German Greens deny report on nuclear plant extensions

Nuclear plant at Grafenrheinfeld. (Image by Christian VisualBeo Horvat, Wikimedia Commons).

Germany’s Green Party denied a report that it will back a plan allowing some of the nation’s nuclear power plants to continue operating beyond a previously set phase-out date, as the nation confronts its worst energy shortages in decades.

Bild reported that leaders of the Greens, a member of Germany’s ruling coalition, discussed the issue on a call Thursday evening — before Friday’s announcement by Russia’s Gazprom PJSC that its key gas pipeline to Europe won’t reopen as planned.

The officials decided they could support extending the life cycle of two out of three German atomic power plants — currently slated to go off-line at the end of the year — through next summer, Bild reported.

A Green Party spokesman told Bloomberg News that Saturday’s Bild report was inaccurate, and cautioned against what was termed wild speculation.

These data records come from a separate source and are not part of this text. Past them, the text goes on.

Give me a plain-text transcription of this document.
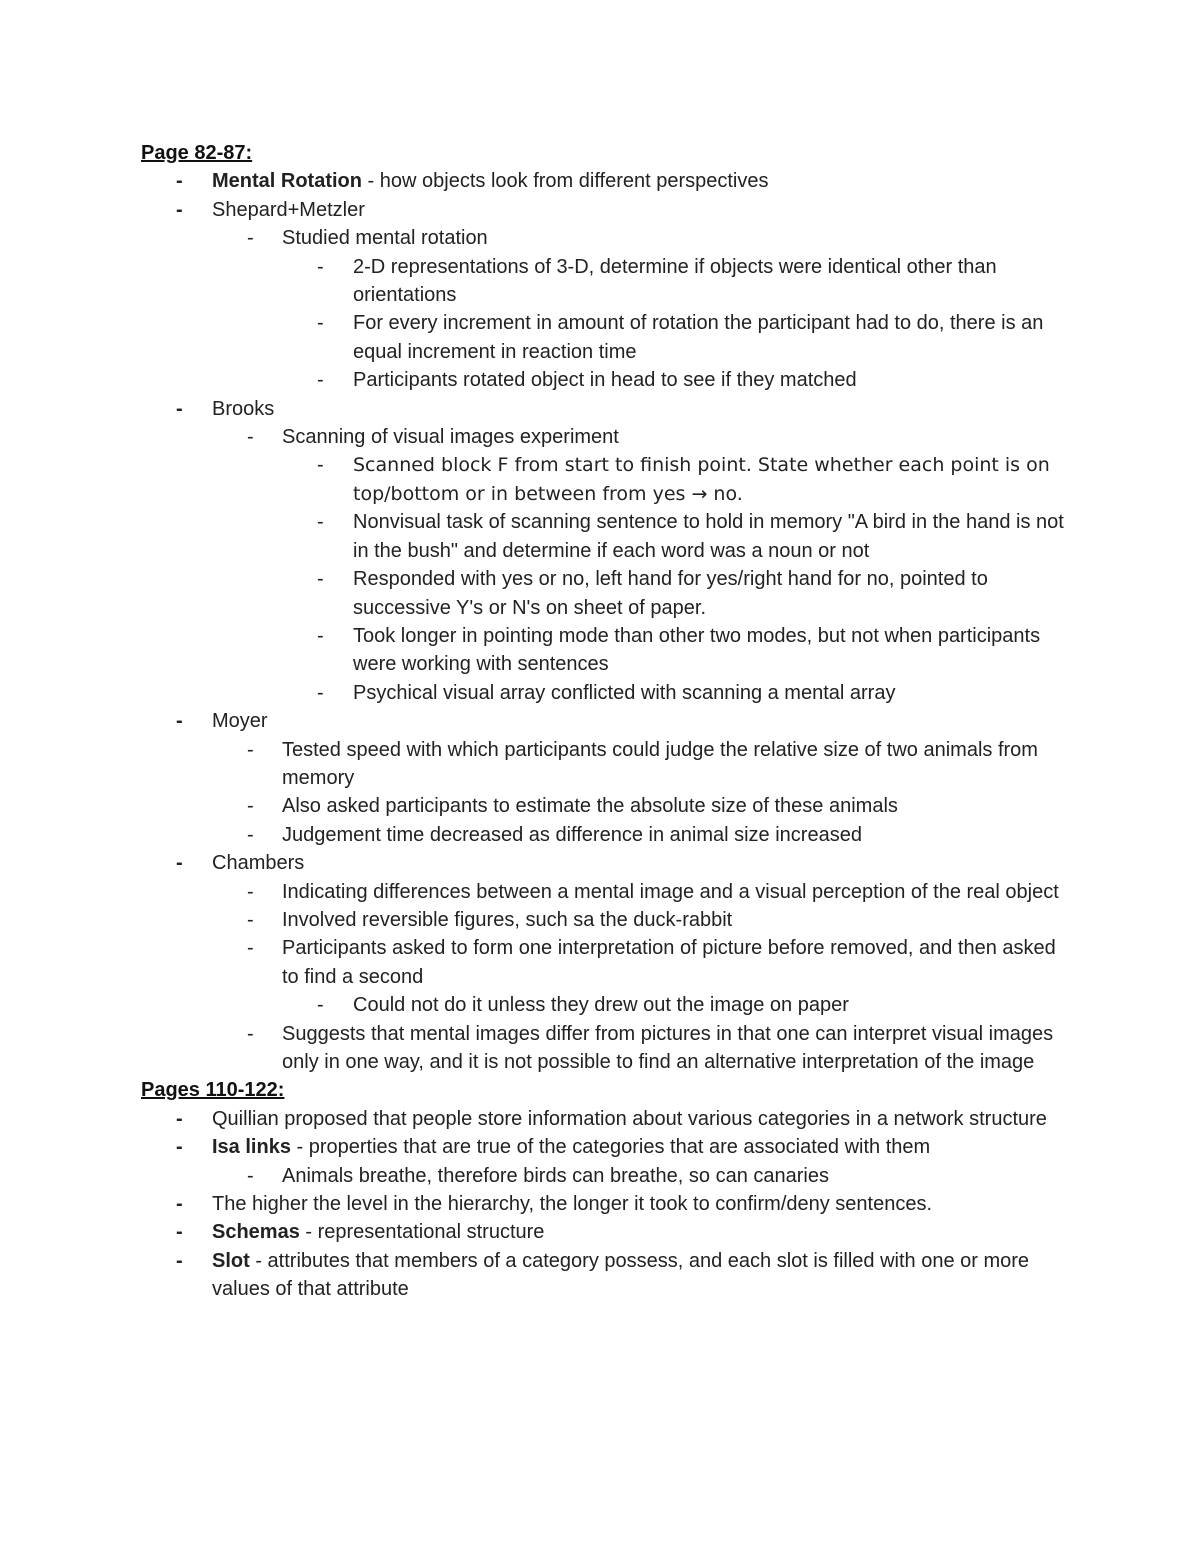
Page 82-87:
- Mental Rotation - how objects look from different perspectives
- Shepard+Metzler
- Studied mental rotation
- 2-D representations of 3-D, determine if objects were identical other than orientations
- For every increment in amount of rotation the participant had to do, there is an equal increment in reaction time
- Participants rotated object in head to see if they matched
- Brooks
- Scanning of visual images experiment
- Scanned block F from start to finish point. State whether each point is on top/bottom or in between from yes → no.
- Nonvisual task of scanning sentence to hold in memory "A bird in the hand is not in the bush" and determine if each word was a noun or not
- Responded with yes or no, left hand for yes/right hand for no, pointed to successive Y's or N's on sheet of paper.
- Took longer in pointing mode than other two modes, but not when participants were working with sentences
- Psychical visual array conflicted with scanning a mental array
- Moyer
- Tested speed with which participants could judge the relative size of two animals from memory
- Also asked participants to estimate the absolute size of these animals
- Judgement time decreased as difference in animal size increased
- Chambers
- Indicating differences between a mental image and a visual perception of the real object
- Involved reversible figures, such sa the duck-rabbit
- Participants asked to form one interpretation of picture before removed, and then asked to find a second
- Could not do it unless they drew out the image on paper
- Suggests that mental images differ from pictures in that one can interpret visual images only in one way, and it is not possible to find an alternative interpretation of the image
Pages 110-122:
- Quillian proposed that people store information about various categories in a network structure
- Isa links - properties that are true of the categories that are associated with them
- Animals breathe, therefore birds can breathe, so can canaries
- The higher the level in the hierarchy, the longer it took to confirm/deny sentences.
- Schemas - representational structure
- Slot - attributes that members of a category possess, and each slot is filled with one or more values of that attribute
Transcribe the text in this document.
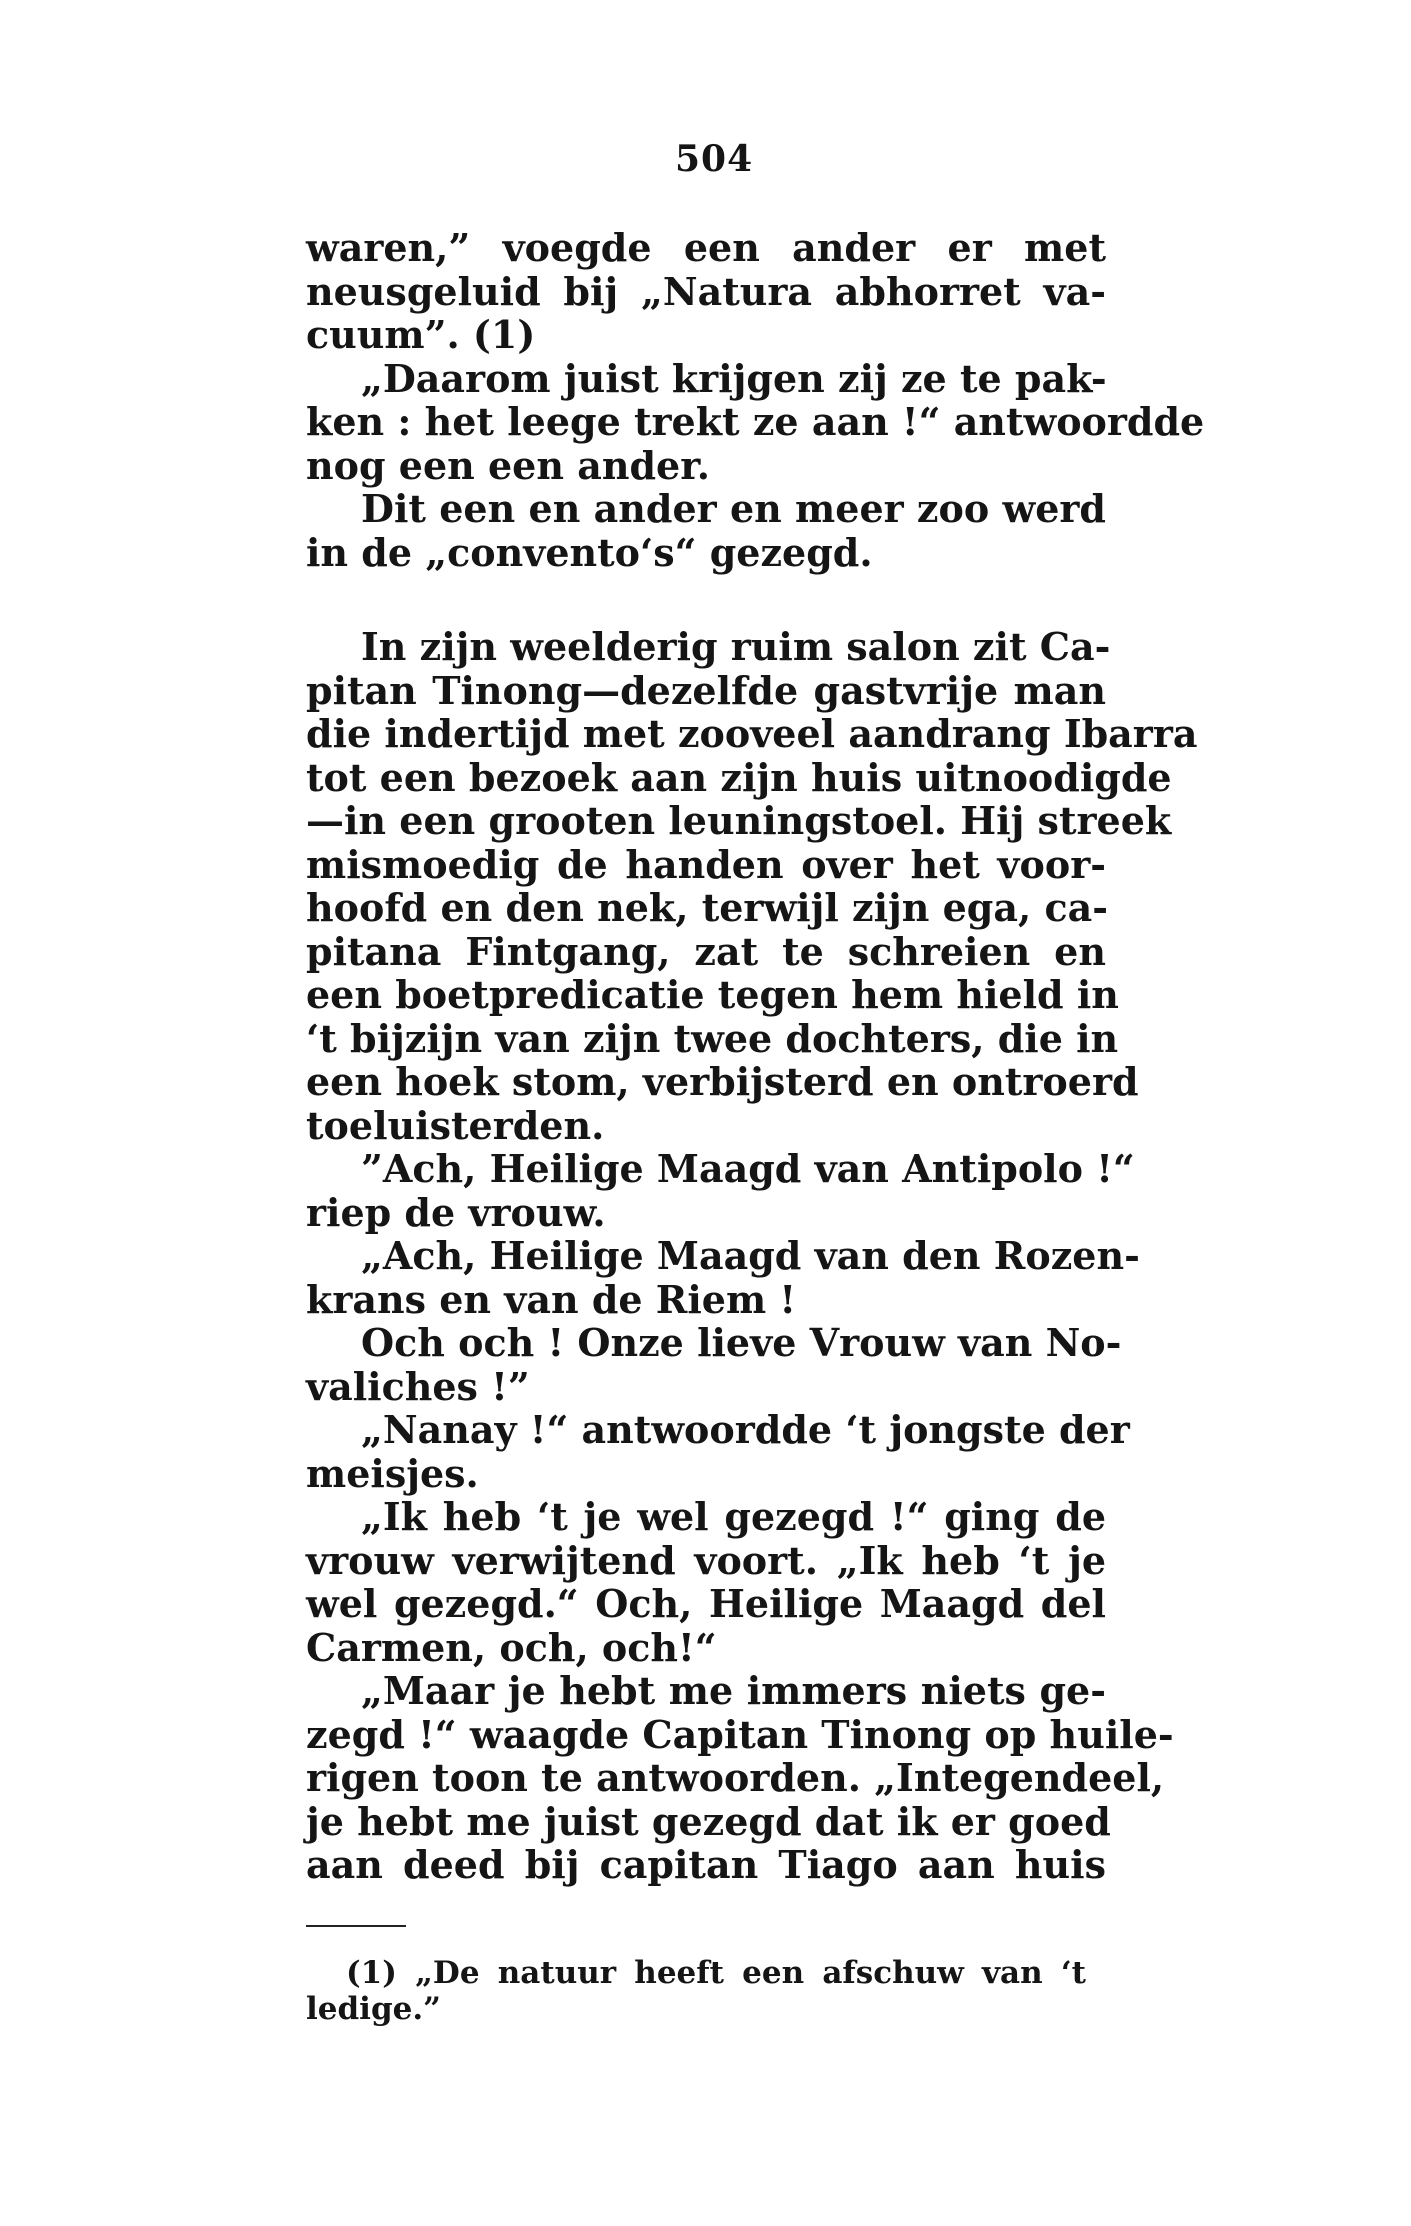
504
waren,” voegde een ander er met
neusgeluid bij „Natura abhorret va-
cuum”. (1)
„Daarom juist krijgen zij ze te pak-
ken : het leege trekt ze aan !“ antwoordde
nog een een ander.
Dit een en ander en meer zoo werd
in de „convento‘s“ gezegd.
In zijn weelderig ruim salon zit Ca-
pitan Tinong—dezelfde gastvrije man
die indertijd met zooveel aandrang Ibarra
tot een bezoek aan zijn huis uitnoodigde
—in een grooten leuningstoel. Hij streek
mismoedig de handen over het voor-
hoofd en den nek, terwijl zijn ega, ca-
pitana Fintgang, zat te schreien en
een boetpredicatie tegen hem hield in
‘t bijzijn van zijn twee dochters, die in
een hoek stom, verbijsterd en ontroerd
toeluisterden.
”Ach, Heilige Maagd van Antipolo !“
riep de vrouw.
„Ach, Heilige Maagd van den Rozen-
krans en van de Riem !
Och och ! Onze lieve Vrouw van No-
valiches !”
„Nanay !“ antwoordde ‘t jongste der
meisjes.
„Ik heb ‘t je wel gezegd !“ ging de
vrouw verwijtend voort. „Ik heb ‘t je
wel gezegd.“ Och, Heilige Maagd del
Carmen, och, och!“
„Maar je hebt me immers niets ge-
zegd !“ waagde Capitan Tinong op huile-
rigen toon te antwoorden. „Integendeel,
je hebt me juist gezegd dat ik er goed
aan deed bij capitan Tiago aan huis
(1) „De natuur heeft een afschuw van ‘t
ledige.”
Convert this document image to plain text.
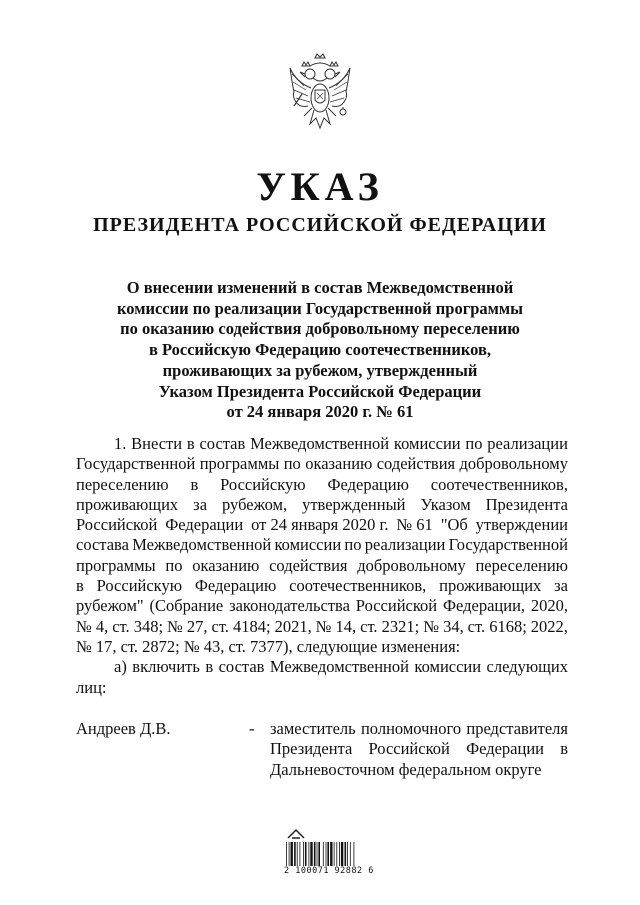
УКАЗ
ПРЕЗИДЕНТА РОССИЙСКОЙ ФЕДЕРАЦИИ
О внесении изменений в состав Межведомственной
комиссии по реализации Государственной программы
по оказанию содействия добровольному переселению
в Российскую Федерацию соотечественников,
проживающих за рубежом, утвержденный
Указом Президента Российской Федерации
от 24 января 2020 г. № 61
1. Внести в состав Межведомственной комиссии по реализации
Государственной программы по оказанию содействия добровольному
переселению в Российскую Федерацию соотечественников,
проживающих за рубежом, утвержденный Указом Президента
Российской Федерации от 24 января 2020 г. № 61 "Об утверждении
состава Межведомственной комиссии по реализации Государственной
программы по оказанию содействия добровольному переселению
в Российскую Федерацию соотечественников, проживающих за
рубежом" (Собрание законодательства Российской Федерации, 2020,
№ 4, ст. 348; № 27, ст. 4184; 2021, № 14, ст. 2321; № 34, ст. 6168; 2022,
№ 17, ст. 2872; № 43, ст. 7377), следующие изменения:
а) включить в состав Межведомственной комиссии следующих
лиц:
Андреев Д.В.	- заместитель полномочного представителя
Президента Российской Федерации в
Дальневосточном федеральном округе
2 100071 92882 6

The issue is likely to come up in talks this weekend, according to Bild, which said Economy Minister Robert Habeck will present the results of a keenly awaited report studying the feasibility of the nuclear power option.

Both a government official said the stress test results aren’t expected this weekend. Talks in Berlin are expected to focus on a third relief package to help German households and companies cope with soaring energy bills.

Germany has been inching toward keeping the reactors open as it faces an energy supply crunch triggered by reduced supplies of Russian gas. The earlier determination to exit nuclear power permanently by the end of 2022 has long been a core tenet of the Green Party’s policy demands.

The crisis deepened when Gazprom once again cut off gas supplies to Europe, saying the move to halt flows indefinitely was necessary because of a defect in the Nord Stream 1 pipeline. European politicians have said it’s an effort by Moscow to use energy as a weapon.

Germany has urged citizens to lower their energy consumption as a way to help build stockpiles before winter, and last week slapped a levy on gas use. It’s also seeking to bring back certain coal plants, and is investing in infrastructure to import more liquefied natural gas.

The operators of Germany nuclear power plants, including EON SE and RWE AG, have said they’re open to discussing the extension with lawmakers, but stressed the need for a swift decision.